The “motion” is a somewhat redacted summary judgment filing that 20th Century Fox Film Corporation and Fox 21 dropped in the court docket late Friday to hit back at the similar motion Netflix fired off earlier that day.
“‘Disrupting’ Fox’s contracts by inducing their breach is unlawful in this state, as Netflix well knows,” the often colorfully worded 27-page motion from Fox outside lawyers Daniel Petrocelli, Molly Lens and David Marroso of O’Melveny & Myers LLP says near the top (read it here).
“Having no real defense, Netflix seeks to avoid liability by boldly asserting that Fox’s employment contracts -all of them- are unconscionable and against public policy, thereby permitting Netflix to freely disrupt them – all of them,” the Los Angeles Superior Court filing adds, claiming with much highlighting of the obvious that “Netflix maintained an actual poaching blueprint—an Excel spreadsheet updated over time that identifies key executives at other companies and the durations of their unexpired contracts.”
“If Netflix wants to achieve a wholesale change in California law, it must lobby the
Legislature in Sacramento rather than resort to self-help and violate the law,” the motion proclaims with some realpolitik in what has become a serious philosophical discussion in many ways. “In the meantime, this Court in Santa Monica should grant summary judgment in favor of Fox.”
Separate from the analogous and more recent dispute with Viacom, the case started back in September 2016, when Fox went after Netflix claiming it had illegally snagged executives Marcos Waltenberg and Tara Flynn and encouraged them to break their employment contracts.
Very quickly, the Reed Hastings-run streamer filed a counter-suit that declared Fox was actually engaged in unlawful and anti-competitive business practices. Pulling California law and policy into the spotlight, Netflix threw down that Fox bound its employees into restrictive fixed-term employment agreements that limit job mobility. They were agreements prospective employer Netflix considered invalid, which is a major change in the way employee contracts in California are managed.

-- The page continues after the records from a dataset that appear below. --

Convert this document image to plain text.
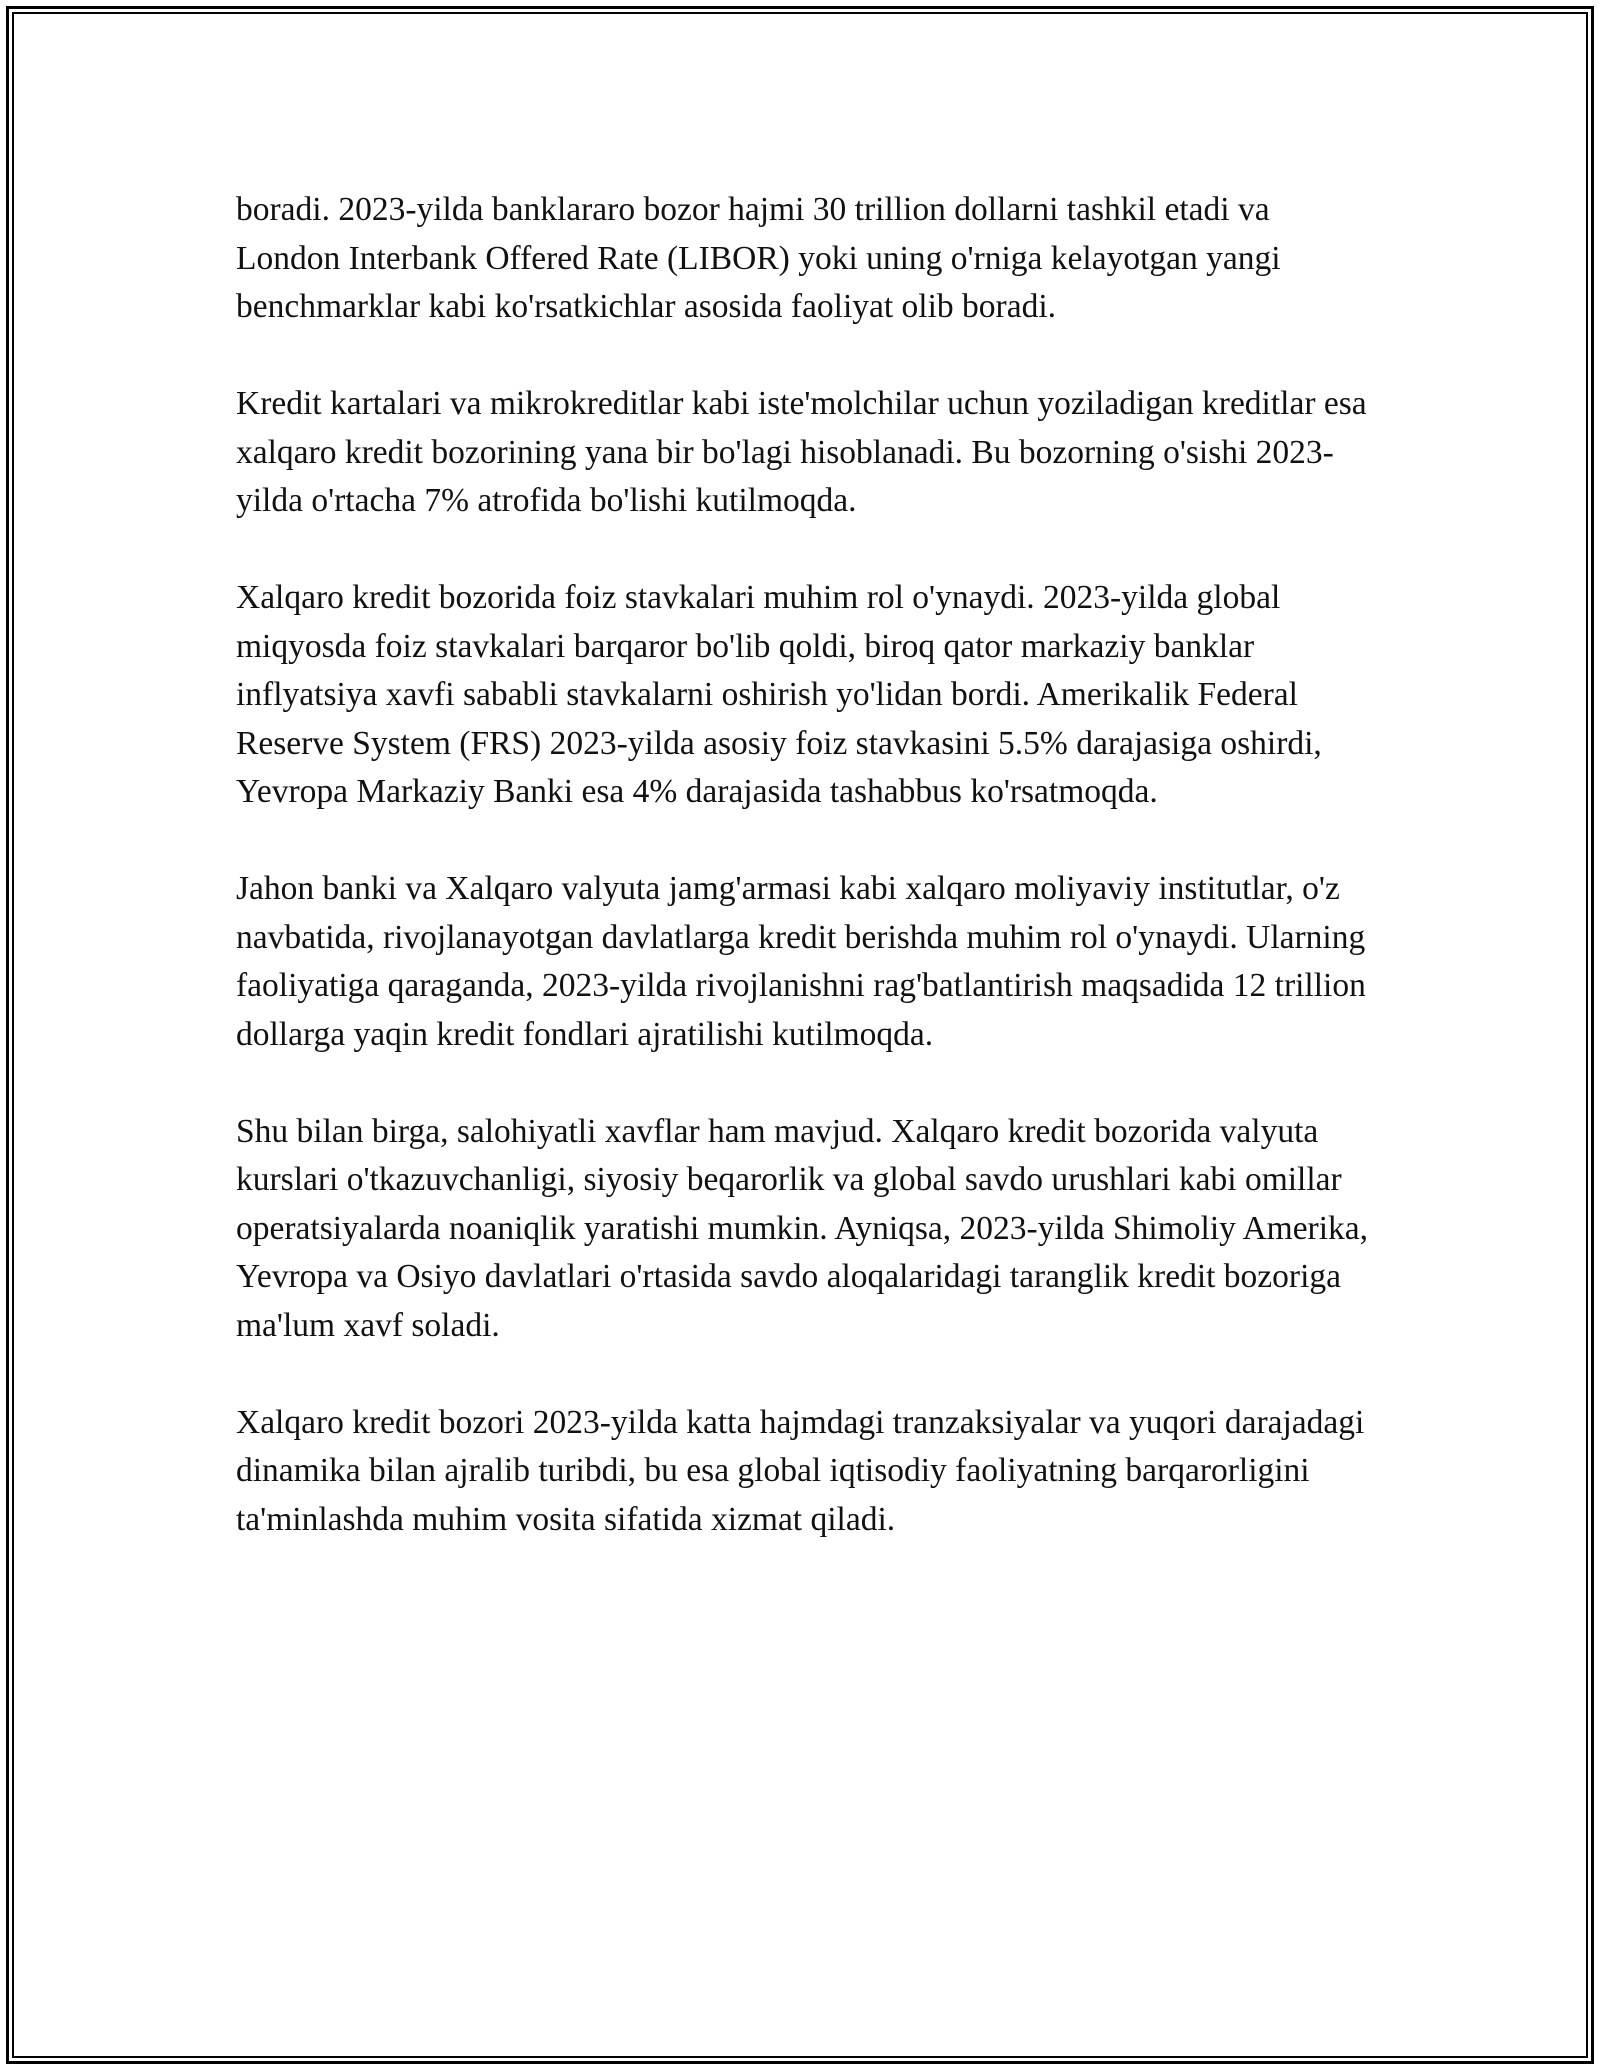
boradi. 2023-yilda banklararo bozor hajmi 30 trillion dollarni tashkil etadi va London Interbank Offered Rate (LIBOR) yoki uning o'rniga kelayotgan yangi benchmarklar kabi ko'rsatkichlar asosida faoliyat olib boradi.

Kredit kartalari va mikrokreditlar kabi iste'molchilar uchun yoziladigan kreditlar esa xalqaro kredit bozorining yana bir bo'lagi hisoblanadi. Bu bozorning o'sishi 2023-yilda o'rtacha 7% atrofida bo'lishi kutilmoqda.

Xalqaro kredit bozorida foiz stavkalari muhim rol o'ynaydi. 2023-yilda global miqyosda foiz stavkalari barqaror bo'lib qoldi, biroq qator markaziy banklar inflyatsiya xavfi sababli stavkalarni oshirish yo'lidan bordi. Amerikalik Federal Reserve System (FRS) 2023-yilda asosiy foiz stavkasini 5.5% darajasiga oshirdi, Yevropa Markaziy Banki esa 4% darajasida tashabbus ko'rsatmoqda.

Jahon banki va Xalqaro valyuta jamg'armasi kabi xalqaro moliyaviy institutlar, o'z navbatida, rivojlanayotgan davlatlarga kredit berishda muhim rol o'ynaydi. Ularning faoliyatiga qaraganda, 2023-yilda rivojlanishni rag'batlantirish maqsadida 12 trillion dollarga yaqin kredit fondlari ajratilishi kutilmoqda.

Shu bilan birga, salohiyatli xavflar ham mavjud. Xalqaro kredit bozorida valyuta kurslari o'tkazuvchanligi, siyosiy beqarorlik va global savdo urushlari kabi omillar operatsiyalarda noaniqlik yaratishi mumkin. Ayniqsa, 2023-yilda Shimoliy Amerika, Yevropa va Osiyo davlatlari o'rtasida savdo aloqalaridagi taranglik kredit bozoriga ma'lum xavf soladi.

Xalqaro kredit bozori 2023-yilda katta hajmdagi tranzaksiyalar va yuqori darajadagi dinamika bilan ajralib turibdi, bu esa global iqtisodiy faoliyatning barqarorligini ta'minlashda muhim vosita sifatida xizmat qiladi.
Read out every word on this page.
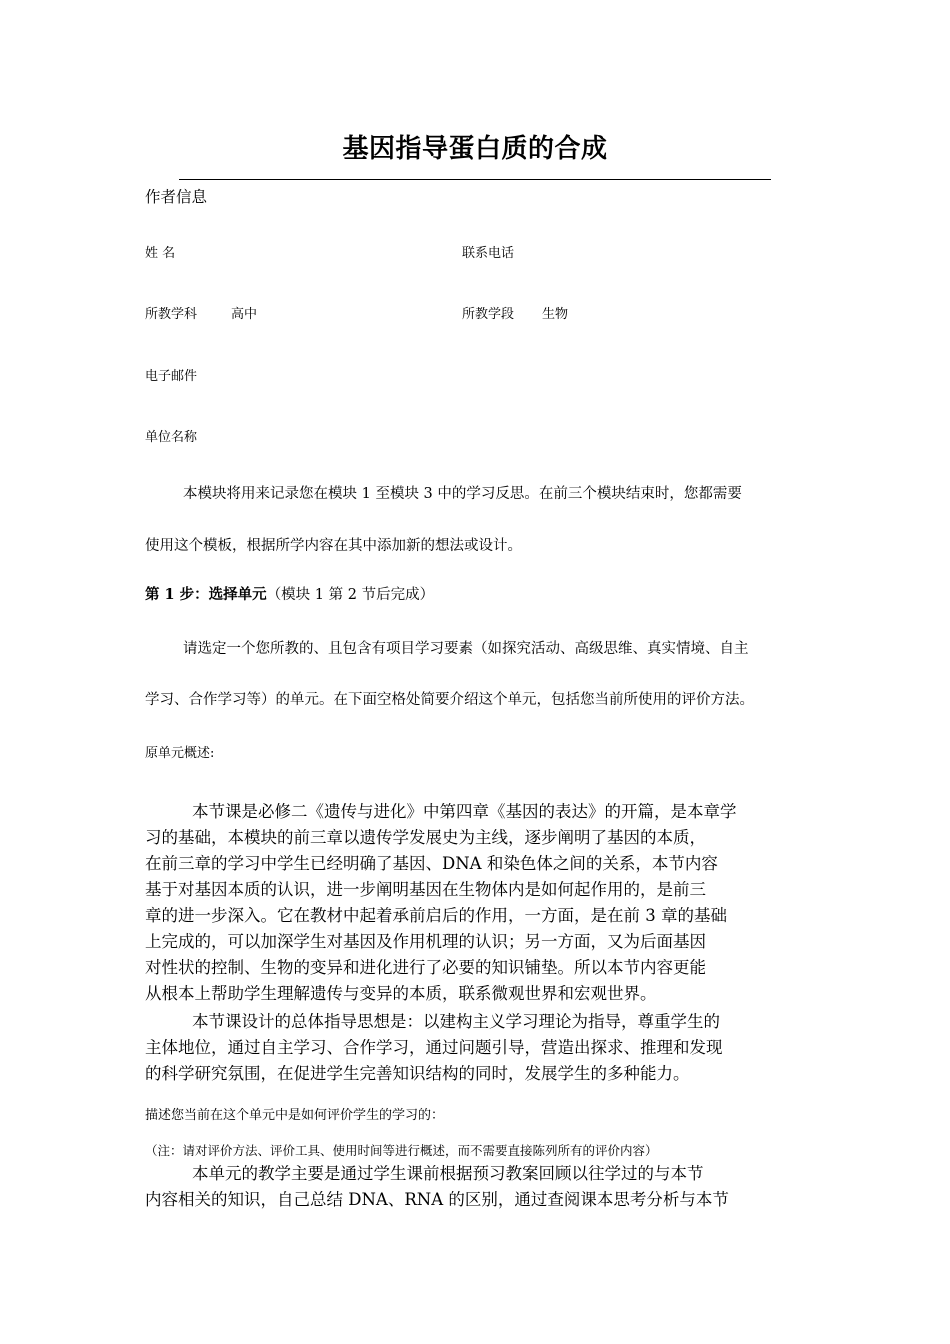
基因指导蛋白质的合成
作者信息
姓 名	联系电话
所教学科	高中	所教学段 生物
电子邮件
单位名称
本模块将用来记录您在模块 1 至模块 3 中的学习反思。在前三个模块结束时，您都需要
使用这个模板，根据所学内容在其中添加新的想法或设计。
第 1 步：选择单元（模块 1 第 2 节后完成）
请选定一个您所教的、且包含有项目学习要素（如探究活动、高级思维、真实情境、自主
学习、合作学习等）的单元。在下面空格处简要介绍这个单元，包括您当前所使用的评价方法。
原单元概述:
本节课是必修二《遗传与进化》中第四章《基因的表达》的开篇，是本章学
习的基础，本模块的前三章以遗传学发展史为主线，逐步阐明了基因的本质，
在前三章的学习中学生已经明确了基因、DNA 和染色体之间的关系，本节内容
基于对基因本质的认识，进一步阐明基因在生物体内是如何起作用的，是前三
章的进一步深入。它在教材中起着承前启后的作用，一方面，是在前 3 章的基础
上完成的，可以加深学生对基因及作用机理的认识；另一方面，又为后面基因
对性状的控制、生物的变异和进化进行了必要的知识铺垫。所以本节内容更能
从根本上帮助学生理解遗传与变异的本质，联系微观世界和宏观世界。
本节课设计的总体指导思想是：以建构主义学习理论为指导，尊重学生的
主体地位，通过自主学习、合作学习，通过问题引导，营造出探求、推理和发现
的科学研究氛围，在促进学生完善知识结构的同时，发展学生的多种能力。
描述您当前在这个单元中是如何评价学生的学习的：
（注：请对评价方法、评价工具、使用时间等进行概述，而不需要直接陈列所有的评价内容）
本单元的教学主要是通过学生课前根据预习教案回顾以往学过的与本节
内容相关的知识，自己总结 DNA、RNA 的区别，通过查阅课本思考分析与本节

With paperwork back and forth since the initial complaint, an unsuccessful trip to the California Court of Appeal for the now soon-to-be-Disney-owned Fox, Netflix in their own summary judgment motion of February 1 ripped Fox’s claims of unfair competition as “fundamentally flawed, exposing the unfair, abusive, and anticompetitive conduct Fox uses to hold its employees hostage.”
Not so much, said Fox in its de facto response that same day.
“Indeed, that is the very relief Netflix seeks in its cross-complaint — both a judicial declaration that the fixed-term agreements between Fox and its employees are unenforceable and an injunction preventing their further use,” Fox argues, as it seeks an April 18 hearing in front of Judge Lawrence Cho on its motion.
“In other words, Netflix, a rival competitor, wants the Court to exercise its equitable powers to invalidate hundreds of contracts to which Netflix is not a party and where the contracting parties themselves- Fox and its employees- have no interest in seeing their contracts declared invalid. This proposition is all the more perverse when considering Netflix seeks to break contracts of employees who are not before the Court and have no opportunity to be heard.”
How that hearing goes we’ll know on April 16 and April 18 if Netflix and Fox get their way on the schedule.
Netflix is represented by a team from Orrick Herrington & Sutcliffe LLP.